If you are having problems with a mold, you can use the software to troubleshoot the problem. This can help you to identify the root cause of the problem and to make the necessary changes to the mold design or the process parameters.
If you are not familiar with plastic flow analysis software, you can get help from an expert. Many organizations offer training and consulting services on plastic flow analysis software.
Plastic flow analysis is a complex process, but it can be a valuable tool for improving the quality of injection molded parts. If you are designing injection molded parts, I recommend that you consult with a plastics engineer who can help you to use plastic flow analysis to improve your designs.
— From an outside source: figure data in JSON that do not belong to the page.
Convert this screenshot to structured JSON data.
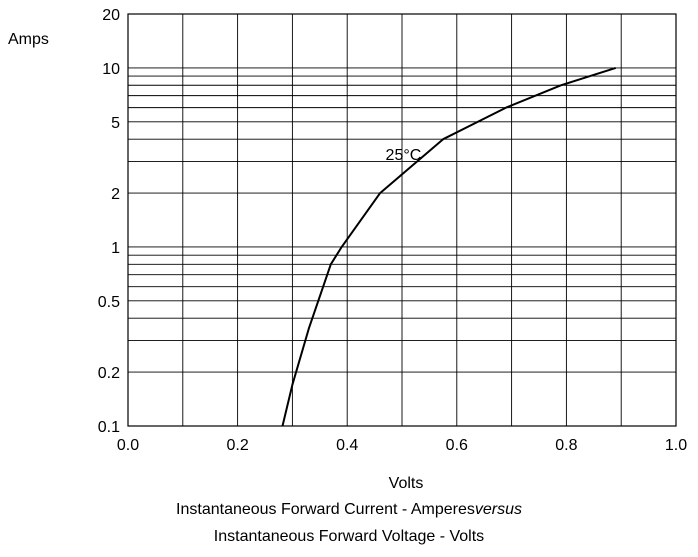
{
  "chart_data": {
    "type": "line",
    "xlabel": "Volts",
    "ylabel": "Amps",
    "x_scale": "linear",
    "y_scale": "log",
    "xlim": [
      0.0,
      1.0
    ],
    "ylim": [
      0.1,
      20
    ],
    "x_ticks": [
      "0.0",
      "0.2",
      "0.4",
      "0.6",
      "0.8",
      "1.0"
    ],
    "y_ticks": [
      {
        "value": 20,
        "label": "20"
      },
      {
        "value": 10,
        "label": "10"
      },
      {
        "value": 5,
        "label": "5"
      },
      {
        "value": 2,
        "label": "2"
      },
      {
        "value": 1,
        "label": "1"
      },
      {
        "value": 0.5,
        "label": "0.5"
      },
      {
        "value": 0.2,
        "label": "0.2"
      },
      {
        "value": 0.1,
        "label": "0.1"
      }
    ],
    "grid": true,
    "x_grid_values": [
      0.1,
      0.2,
      0.3,
      0.4,
      0.5,
      0.6,
      0.7,
      0.8,
      0.9
    ],
    "y_grid_values": [
      0.2,
      0.3,
      0.4,
      0.5,
      0.6,
      0.7,
      0.8,
      0.9,
      1,
      2,
      3,
      4,
      5,
      6,
      7,
      8,
      9,
      10
    ],
    "series": [
      {
        "name": "25°C",
        "color": "#000000",
        "points": [
          {
            "x": 0.282,
            "y": 0.1
          },
          {
            "x": 0.3,
            "y": 0.17
          },
          {
            "x": 0.33,
            "y": 0.35
          },
          {
            "x": 0.37,
            "y": 0.8
          },
          {
            "x": 0.39,
            "y": 1.0
          },
          {
            "x": 0.46,
            "y": 2.0
          },
          {
            "x": 0.575,
            "y": 4.0
          },
          {
            "x": 0.69,
            "y": 6.0
          },
          {
            "x": 0.79,
            "y": 8.0
          },
          {
            "x": 0.89,
            "y": 10.0
          }
        ]
      }
    ],
    "annotations": [
      {
        "text": "25°C",
        "x": 0.47,
        "y": 3.3
      }
    ]
  },
  "caption": {
    "line1_main": "Instantaneous Forward Current - Amperes",
    "line1_italic": "versus",
    "line2": "Instantaneous Forward Voltage - Volts"
  }
}
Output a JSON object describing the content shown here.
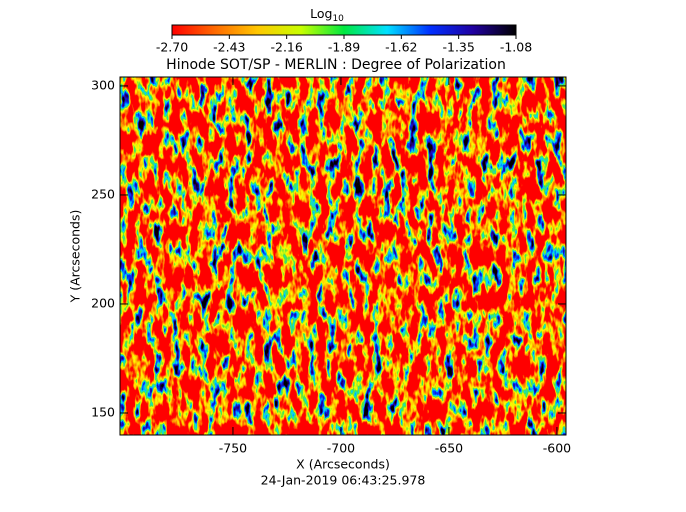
{
  "chart_data": {
    "type": "heatmap",
    "title": "Hinode SOT/SP - MERLIN : Degree of Polarization",
    "x_label": "X (Arcseconds)",
    "y_label": "Y (Arcseconds)",
    "footer": "24-Jan-2019 06:43:25.978",
    "xlim": [
      -802.3,
      -595.8
    ],
    "ylim": [
      139.9,
      304.1
    ],
    "xticks": [
      -750,
      -700,
      -650,
      -600
    ],
    "yticks": [
      150,
      200,
      250,
      300
    ],
    "colorbar": {
      "label": "Log",
      "label_subscript": "10",
      "lim": [
        -2.7,
        -1.08
      ],
      "ticks": [
        {
          "value": -2.7,
          "label": "-2.70"
        },
        {
          "value": -2.43,
          "label": "-2.43"
        },
        {
          "value": -2.16,
          "label": "-2.16"
        },
        {
          "value": -1.89,
          "label": "-1.89"
        },
        {
          "value": -1.62,
          "label": "-1.62"
        },
        {
          "value": -1.35,
          "label": "-1.35"
        },
        {
          "value": -1.08,
          "label": "-1.08"
        }
      ],
      "colors": [
        "#ff0000",
        "#ff6a00",
        "#ffc800",
        "#c8ff00",
        "#00e840",
        "#00e0ff",
        "#0030ff",
        "#2000a0",
        "#000000"
      ]
    }
  }
}
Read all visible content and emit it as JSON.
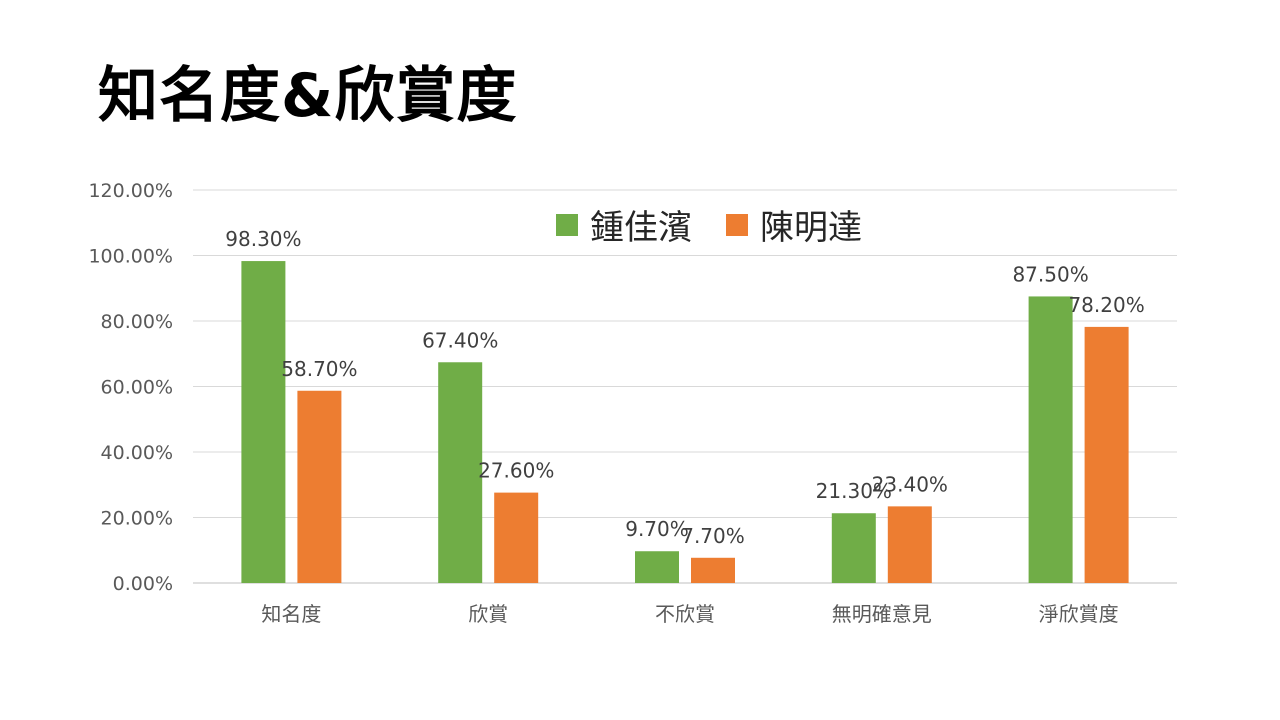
{
  "page": {
    "title": "知名度&欣賞度"
  },
  "chart_data": {
    "type": "bar",
    "title": "",
    "xlabel": "",
    "ylabel": "",
    "categories": [
      "知名度",
      "欣賞",
      "不欣賞",
      "無明確意見",
      "淨欣賞度"
    ],
    "series": [
      {
        "name": "鍾佳濱",
        "color": "#70AD47",
        "values": [
          98.3,
          67.4,
          9.7,
          21.3,
          87.5
        ]
      },
      {
        "name": "陳明達",
        "color": "#ED7D31",
        "values": [
          58.7,
          27.6,
          7.7,
          23.4,
          78.2
        ]
      }
    ],
    "data_labels": [
      [
        "98.30%",
        "67.40%",
        "9.70%",
        "21.30%",
        "87.50%"
      ],
      [
        "58.70%",
        "27.60%",
        "7.70%",
        "23.40%",
        "78.20%"
      ]
    ],
    "ylim": [
      0,
      120
    ],
    "y_ticks": [
      0,
      20,
      40,
      60,
      80,
      100,
      120
    ],
    "y_tick_labels": [
      "0.00%",
      "20.00%",
      "40.00%",
      "60.00%",
      "80.00%",
      "100.00%",
      "120.00%"
    ],
    "grid": true,
    "legend_position": "top-center"
  }
}
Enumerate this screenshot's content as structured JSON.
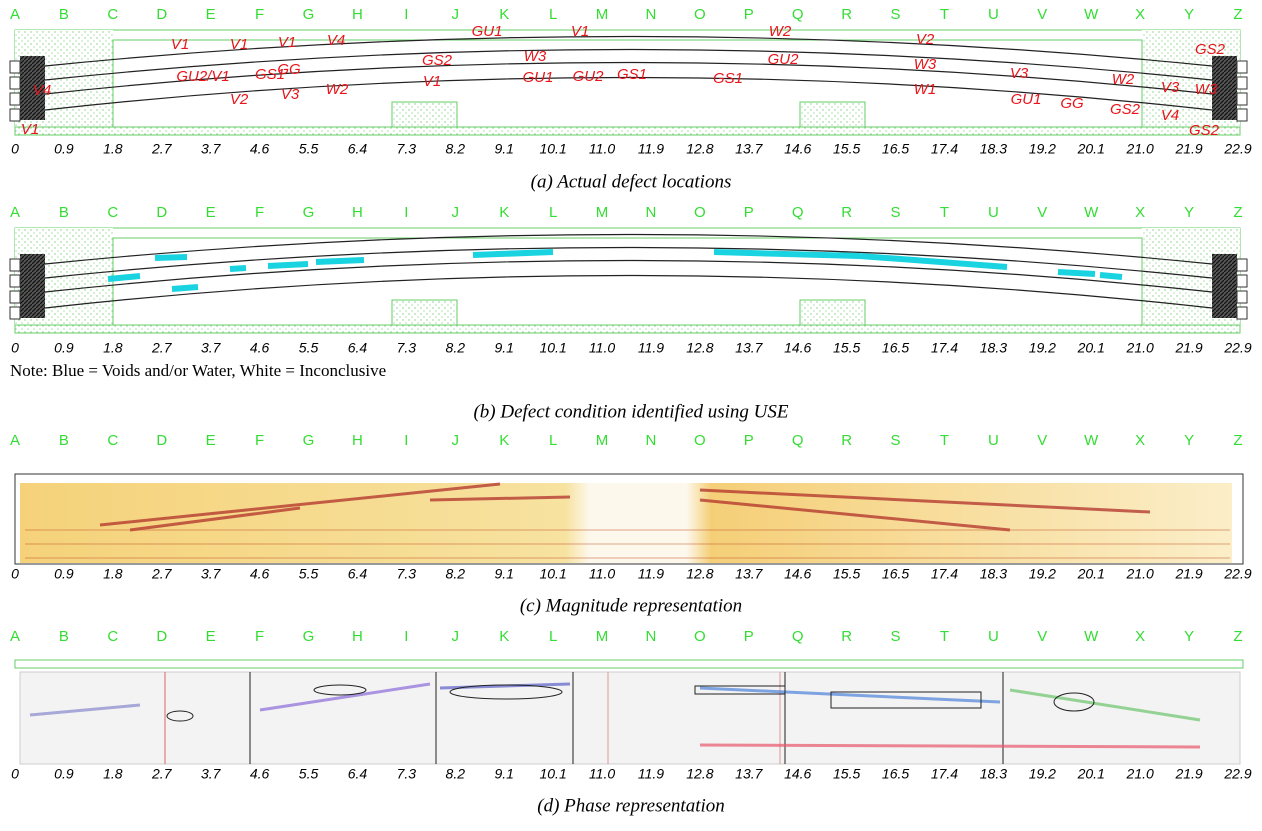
{
  "column_letters": [
    "A",
    "B",
    "C",
    "D",
    "E",
    "F",
    "G",
    "H",
    "I",
    "J",
    "K",
    "L",
    "M",
    "N",
    "O",
    "P",
    "Q",
    "R",
    "S",
    "T",
    "U",
    "V",
    "W",
    "X",
    "Y",
    "Z"
  ],
  "distances": [
    "0",
    "0.9",
    "1.8",
    "2.7",
    "3.7",
    "4.6",
    "5.5",
    "6.4",
    "7.3",
    "8.2",
    "9.1",
    "10.1",
    "11.0",
    "11.9",
    "12.8",
    "13.7",
    "14.6",
    "15.5",
    "16.5",
    "17.4",
    "18.3",
    "19.2",
    "20.1",
    "21.0",
    "21.9",
    "22.9"
  ],
  "panels": [
    {
      "caption": "(a) Actual defect locations",
      "defect_labels": [
        "V1",
        "V1",
        "V1",
        "V4",
        "GU1",
        "V1",
        "W2",
        "V2",
        "GS2",
        "GU2/V1",
        "GS1",
        "GG",
        "GS2",
        "W3",
        "W3",
        "GU2",
        "V3",
        "W2",
        "V3",
        "W3",
        "V4",
        "V2",
        "V3",
        "W2",
        "V1",
        "GU1",
        "GU2",
        "GS1",
        "GS1",
        "W1",
        "GU1",
        "GG",
        "GS2",
        "V4",
        "V1",
        "GS2"
      ]
    },
    {
      "caption": "(b) Defect condition identified using USE",
      "note": "Note: Blue = Voids and/or Water, White = Inconclusive"
    },
    {
      "caption": "(c) Magnitude representation"
    },
    {
      "caption": "(d) Phase representation"
    }
  ]
}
What inputs are required from customers and why?
- Provide us with your part design: We need to have your part design to create a realistic simulation of the plastic flow process. This will allow us to identify any potential problems with the design, such as areas where the plastic may not flow properly or where there may be air pockets.
- Provide us with your material properties: We need to know the material properties of the plastic that you will be using to create an accurate simulation. This information will allow us to predict how the plastic will flow and how it will behave under different conditions.
- Provide us with your processing parameters: We need to know the processing parameters that you will be using, such as the injection pressure and temperature, to create an accurate simulation. This information will allow us to predict how the plastic will flow and how it will behave under different conditions.
- Work with us to identify and resolve any problems: Once we have created a simulation of the plastic flow process, we will work with you to identify and resolve any potential problems. This may involve making changes to the part design, the material properties, or the processing parameters.
The list of services we offer in Plastic flow analysis includes:
- Part feasibility: We can determine if your part is feasible to inject mold by simulating the filling and packing phases of the process. We can also identify potential problems with your part design, such as weld lines, sink marks, and voids.
- Gate placement: We can help you determine the optimal location of gates in your mold to ensure that your part fills evenly and without defects.
- Shrinkage & Warpage analysis: We can help you predict the amount of warpage that will occur in your part during the cooling phase of the injection molding process. This information can help you to design your part to minimize warpage.
- Material selection: We can help you select the best material for your part based on its properties and the requirements of the application.
- Process optimization: We can help you optimize the injection molding process for your part by simulating different parameters, such as injection pressure, melt temperature, and cooling time. This information can help you to improve the quality and productivity of your injection molding process.
We at Decos, use Autodesk Moldflow, Solidworks Plastics, and Moldex3D software to perform plastic/mold flow analysis. These software are very powerful and versatile that can be used to simulate a wide range of injection molding processes.
We offer our plastic/mold flow analysis services to a wide range of clients, including mold makers, OEMs, and part designers. We are committed to providing our clients with the highest quality of service and the most accurate results.